In keeping with predictions, deletion of hydA led to increases in the products of NADH-consuming pathways, with the mutant producing 2.7-fold higher levels of ethanol and 5-fold higher levels of lactate (Fig. 4). In contrast, only a slight increase in n-butanol was observed with the mutant generating only 1.1-fold higher levels than the WT. Similar results were obtained with the knock-down mutant of Pyne et al. (2015). Although not a NADH-consuming pathway, a significant increase (1.8-fold) in acetate levels was also seen. Both the acetate and butyrate pathways generate ATP via substrate level phosphorylation. One consequence of which was an increase in biomass attained by the mutant (the mutant OD600 was 114% higher than the WT) and was characterised by a shorter fermentation time as adjudged by the earlier onset of increase in pH (after 18.7 h as opposed to 22.0 h in the WT). The same observation was made by Pyne et al. (2015). This increase in acetate production was not evident in the study of Dabrock et al. (1992), who used CO to inhibit hydrogenase activity on glucose grown C. pasteurianum. Here acetate production was reduced by almost 50%. In this instance, however, all hydrogenase activity would have been affected. The mutant strain utilised in our study, and that of Pyne et al. (2015), is only affected in the production of HydA (CLPA_c00280). Strain C. pasteurianum DSM 525 contains 3 more genes/ enzymes (CLPA_c07060-70, CLPA_c33960 and CLPA_c37830) (Poehlein et al., 2015) with homology to hydrogenase enzymes. With CLPA_c07060 and CLPA_c07070 C. pasteurianum seems to possess a rare [NiFe]-hydrogenase with the genes encoding the small and large subunit, respectively. The other gene encodes an iron only hydrogenase. All of these proteins might compensate for the loss of HydA (CLPA_ c00280).

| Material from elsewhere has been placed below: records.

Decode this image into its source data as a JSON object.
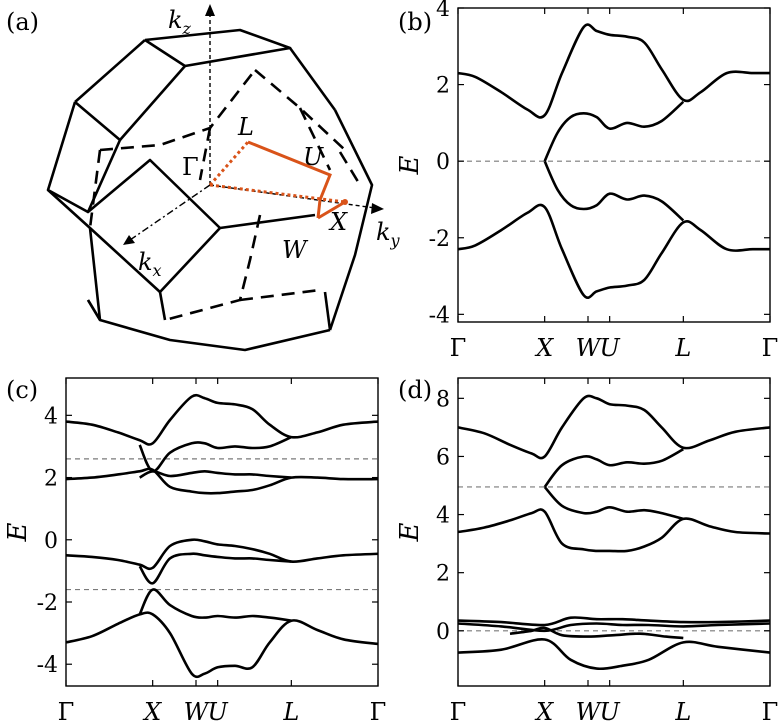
{
  "panel_labels": [
    "(a)",
    "(b)",
    "(c)",
    "(d)"
  ],
  "brillouin_zone": {
    "axis_labels": {
      "kz": "k",
      "kz_sub": "z",
      "ky": "k",
      "ky_sub": "y",
      "kx": "k",
      "kx_sub": "x"
    },
    "points": [
      "Γ",
      "L",
      "U",
      "W",
      "X"
    ],
    "path_color": "#d95319",
    "edge_color": "#000000"
  },
  "chart_data": [
    {
      "id": "b",
      "type": "line",
      "ylabel": "E",
      "ylim": [
        -4.2,
        4.0
      ],
      "yticks": [
        -4,
        -2,
        0,
        2,
        4
      ],
      "ytick_labels": [
        "-4",
        "-2",
        "0",
        "2",
        "4"
      ],
      "x_ticks": [
        0.0,
        1.0,
        1.5,
        1.75,
        2.6,
        3.6
      ],
      "x_tick_labels": [
        "Γ",
        "X",
        "W",
        "U",
        "L",
        "Γ"
      ],
      "xlim": [
        0,
        3.6
      ],
      "dashed_levels": [
        0
      ],
      "series": [
        {
          "x": [
            0,
            0.2,
            0.5,
            0.8,
            1.0,
            1.2,
            1.45,
            1.6,
            1.75,
            1.95,
            2.15,
            2.35,
            2.6,
            2.8,
            3.1,
            3.4,
            3.6
          ],
          "y": [
            2.3,
            2.2,
            1.8,
            1.35,
            1.2,
            2.3,
            3.5,
            3.4,
            3.3,
            3.25,
            3.1,
            2.4,
            1.6,
            1.8,
            2.3,
            2.3,
            2.3
          ]
        },
        {
          "x": [
            0,
            0.2,
            0.5,
            0.8,
            1.0,
            1.2,
            1.45,
            1.6,
            1.75,
            1.95,
            2.15,
            2.35,
            2.6,
            2.8,
            3.1,
            3.4,
            3.6
          ],
          "y": [
            -2.3,
            -2.2,
            -1.8,
            -1.35,
            -1.2,
            -2.3,
            -3.5,
            -3.4,
            -3.3,
            -3.25,
            -3.1,
            -2.4,
            -1.6,
            -1.8,
            -2.3,
            -2.3,
            -2.3
          ]
        },
        {
          "x": [
            1.0,
            1.15,
            1.3,
            1.45,
            1.6,
            1.75,
            1.95,
            2.15,
            2.35,
            2.6
          ],
          "y": [
            0.0,
            0.75,
            1.15,
            1.25,
            1.15,
            0.85,
            1.0,
            0.9,
            1.05,
            1.55
          ]
        },
        {
          "x": [
            1.0,
            1.15,
            1.3,
            1.45,
            1.6,
            1.75,
            1.95,
            2.15,
            2.35,
            2.6
          ],
          "y": [
            0.0,
            -0.75,
            -1.15,
            -1.25,
            -1.15,
            -0.85,
            -1.0,
            -0.9,
            -1.05,
            -1.55
          ]
        }
      ]
    },
    {
      "id": "c",
      "type": "line",
      "ylabel": "E",
      "ylim": [
        -4.7,
        5.2
      ],
      "yticks": [
        -4,
        -2,
        0,
        2,
        4
      ],
      "ytick_labels": [
        "-4",
        "-2",
        "0",
        "2",
        "4"
      ],
      "x_ticks": [
        0.0,
        1.0,
        1.5,
        1.75,
        2.6,
        3.6
      ],
      "x_tick_labels": [
        "Γ",
        "X",
        "W",
        "U",
        "L",
        "Γ"
      ],
      "xlim": [
        0,
        3.6
      ],
      "dashed_levels": [
        2.6,
        -1.6
      ],
      "series": [
        {
          "x": [
            0,
            0.3,
            0.6,
            0.85,
            1.0,
            1.2,
            1.45,
            1.6,
            1.75,
            1.95,
            2.15,
            2.35,
            2.6,
            2.9,
            3.2,
            3.6
          ],
          "y": [
            3.8,
            3.7,
            3.45,
            3.2,
            3.1,
            3.85,
            4.6,
            4.55,
            4.4,
            4.35,
            4.2,
            3.7,
            3.3,
            3.45,
            3.7,
            3.8
          ]
        },
        {
          "x": [
            0,
            0.3,
            0.6,
            0.85,
            1.0,
            1.2,
            1.45,
            1.6,
            1.75,
            1.95,
            2.15,
            2.35,
            2.6,
            2.9,
            3.2,
            3.6
          ],
          "y": [
            1.95,
            2.0,
            2.1,
            2.2,
            2.25,
            1.7,
            1.55,
            1.5,
            1.5,
            1.55,
            1.6,
            1.75,
            2.0,
            2.0,
            1.95,
            1.95
          ]
        },
        {
          "x": [
            0.85,
            1.0,
            1.2,
            1.45,
            1.6,
            1.75,
            1.95,
            2.15,
            2.35,
            2.6
          ],
          "y": [
            3.05,
            2.2,
            2.8,
            3.1,
            3.1,
            2.95,
            3.0,
            2.95,
            3.0,
            3.3
          ]
        },
        {
          "x": [
            0.85,
            1.0,
            1.2,
            1.45,
            1.6,
            1.75,
            1.95,
            2.15,
            2.35,
            2.6
          ],
          "y": [
            2.0,
            2.2,
            2.05,
            2.15,
            2.2,
            2.15,
            2.1,
            2.1,
            2.05,
            2.0
          ]
        },
        {
          "x": [
            0,
            0.3,
            0.6,
            0.85,
            1.0,
            1.2,
            1.45,
            1.6,
            1.75,
            1.95,
            2.15,
            2.35,
            2.6,
            2.9,
            3.2,
            3.6
          ],
          "y": [
            -0.5,
            -0.55,
            -0.65,
            -0.8,
            -0.9,
            -0.2,
            0.0,
            -0.05,
            -0.15,
            -0.2,
            -0.3,
            -0.45,
            -0.7,
            -0.6,
            -0.5,
            -0.45
          ]
        },
        {
          "x": [
            0,
            0.3,
            0.6,
            0.85,
            1.0,
            1.2,
            1.45,
            1.6,
            1.75,
            1.95,
            2.15,
            2.35,
            2.6,
            2.9,
            3.2,
            3.6
          ],
          "y": [
            -3.3,
            -3.1,
            -2.7,
            -2.4,
            -2.4,
            -3.0,
            -4.3,
            -4.3,
            -4.1,
            -4.05,
            -4.1,
            -3.3,
            -2.6,
            -2.9,
            -3.2,
            -3.35
          ]
        },
        {
          "x": [
            0.85,
            1.0,
            1.2,
            1.45,
            1.6,
            1.75,
            1.95,
            2.15,
            2.35,
            2.6
          ],
          "y": [
            -0.85,
            -1.4,
            -0.6,
            -0.45,
            -0.5,
            -0.55,
            -0.6,
            -0.6,
            -0.65,
            -0.7
          ]
        },
        {
          "x": [
            0.85,
            1.0,
            1.2,
            1.45,
            1.6,
            1.75,
            1.95,
            2.15,
            2.35,
            2.6
          ],
          "y": [
            -2.4,
            -1.6,
            -2.1,
            -2.45,
            -2.5,
            -2.45,
            -2.5,
            -2.45,
            -2.5,
            -2.6
          ]
        }
      ]
    },
    {
      "id": "d",
      "type": "line",
      "ylabel": "E",
      "ylim": [
        -1.9,
        8.7
      ],
      "yticks": [
        0,
        2,
        4,
        6,
        8
      ],
      "ytick_labels": [
        "0",
        "2",
        "4",
        "6",
        "8"
      ],
      "x_ticks": [
        0.0,
        1.0,
        1.5,
        1.75,
        2.6,
        3.6
      ],
      "x_tick_labels": [
        "Γ",
        "X",
        "W",
        "U",
        "L",
        "Γ"
      ],
      "xlim": [
        0,
        3.6
      ],
      "dashed_levels": [
        4.95,
        0
      ],
      "series": [
        {
          "x": [
            0,
            0.3,
            0.6,
            0.85,
            1.0,
            1.2,
            1.45,
            1.6,
            1.75,
            1.95,
            2.15,
            2.35,
            2.6,
            2.9,
            3.2,
            3.6
          ],
          "y": [
            7.0,
            6.8,
            6.4,
            6.1,
            6.0,
            7.0,
            8.0,
            8.0,
            7.8,
            7.75,
            7.6,
            7.0,
            6.3,
            6.55,
            6.85,
            7.0
          ]
        },
        {
          "x": [
            0,
            0.3,
            0.6,
            0.85,
            1.0,
            1.2,
            1.45,
            1.6,
            1.75,
            1.95,
            2.15,
            2.35,
            2.6,
            2.9,
            3.2,
            3.6
          ],
          "y": [
            3.4,
            3.55,
            3.8,
            4.05,
            4.1,
            3.0,
            2.8,
            2.75,
            2.75,
            2.75,
            2.9,
            3.2,
            3.85,
            3.6,
            3.4,
            3.35
          ]
        },
        {
          "x": [
            1.0,
            1.2,
            1.45,
            1.6,
            1.75,
            1.95,
            2.15,
            2.35,
            2.6
          ],
          "y": [
            4.95,
            5.7,
            6.0,
            5.9,
            5.7,
            5.8,
            5.75,
            5.85,
            6.25
          ]
        },
        {
          "x": [
            1.0,
            1.2,
            1.45,
            1.6,
            1.75,
            1.95,
            2.15,
            2.35,
            2.6
          ],
          "y": [
            4.95,
            4.3,
            4.05,
            4.1,
            4.25,
            4.1,
            4.15,
            4.05,
            3.85
          ]
        },
        {
          "x": [
            0,
            0.5,
            1.0,
            1.3,
            1.6,
            1.9,
            2.2,
            2.6,
            3.0,
            3.6
          ],
          "y": [
            0.35,
            0.3,
            0.2,
            0.45,
            0.4,
            0.4,
            0.35,
            0.3,
            0.3,
            0.35
          ]
        },
        {
          "x": [
            0,
            0.5,
            1.0,
            1.3,
            1.6,
            1.9,
            2.2,
            2.6,
            3.0,
            3.6
          ],
          "y": [
            0.25,
            0.15,
            0.0,
            0.2,
            0.25,
            0.2,
            0.2,
            0.15,
            0.2,
            0.25
          ]
        },
        {
          "x": [
            0,
            0.5,
            1.0,
            1.3,
            1.6,
            1.9,
            2.2,
            2.6,
            3.0,
            3.6
          ],
          "y": [
            -0.75,
            -0.65,
            -0.3,
            -1.0,
            -1.3,
            -1.2,
            -1.0,
            -0.4,
            -0.55,
            -0.75
          ]
        },
        {
          "x": [
            0.6,
            0.85,
            1.0,
            1.2,
            1.5,
            1.8,
            2.1,
            2.4,
            2.6
          ],
          "y": [
            -0.1,
            0.0,
            0.1,
            -0.15,
            -0.2,
            -0.15,
            -0.1,
            -0.2,
            -0.25
          ]
        }
      ]
    }
  ]
}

Unexpectedly, PDO production was significantly reduced in the hydA mutant, by 19% compared to the WT (Fig. 4). This is counter intuitive as the PDO pathway is NADH-consuming. The study of Pyne et al. (2016) also reported such a reduction in levels of PDO (in this case 30%) in their knock-down mutant, while noting that PDO levels can vary widely between fermentations – an observation also made in other studies (Biebl, 2001, Taconi et al., 2009). Our data reinforces the view that the reduction in PDO production that results from ablation of hydA function is a real phenomenon. It should also be noted that the reduction in PDO and accompanying increase in biomass is contrary to suggestion of Biebl (2001) that the production of reducing equivalents by biomass build up has to be equalled by production of PDO to regenerate the pool of NAD+ to NADH.

Conclusion

In the current report we have developed and exemplified a robust tool kit for the metabolic engineering of C. pasteurianum based on the use of pyrE alleles. To maximise gene transfer we deployed a novel approach based on the isolation of a highly transformable variant within the host population. In keeping with previous work on other Gram-positive chassis, we once again showed the advantage of using a pyrE minus strain as the host through the rapid complementation of the deletion mutants by the integration of the complementing gene into the genome at the pyrE locus concomitant with ACE-mediated restoration of prototrophy. The system was used to make in-frame deletion mutants of pivotal genes involved in solvent production, namely hydA (hydrogenase), rex (Rex response regulator) and dhaBCE (glycerol dehydratase). We were, for the first time in C. pasteurianum, able to eliminate PDO synthesis and demonstrate its production was essential for growth on glycerol as a sole carbon source. Inactivation of both rex and hydA resulted in increase in n-butanol titres, representing the first steps towards improving the utilisation of C. pasteurianum as a chassis for the industrial production of this important chemical.

Competing interests

All of the authors declare that they have no competing interests.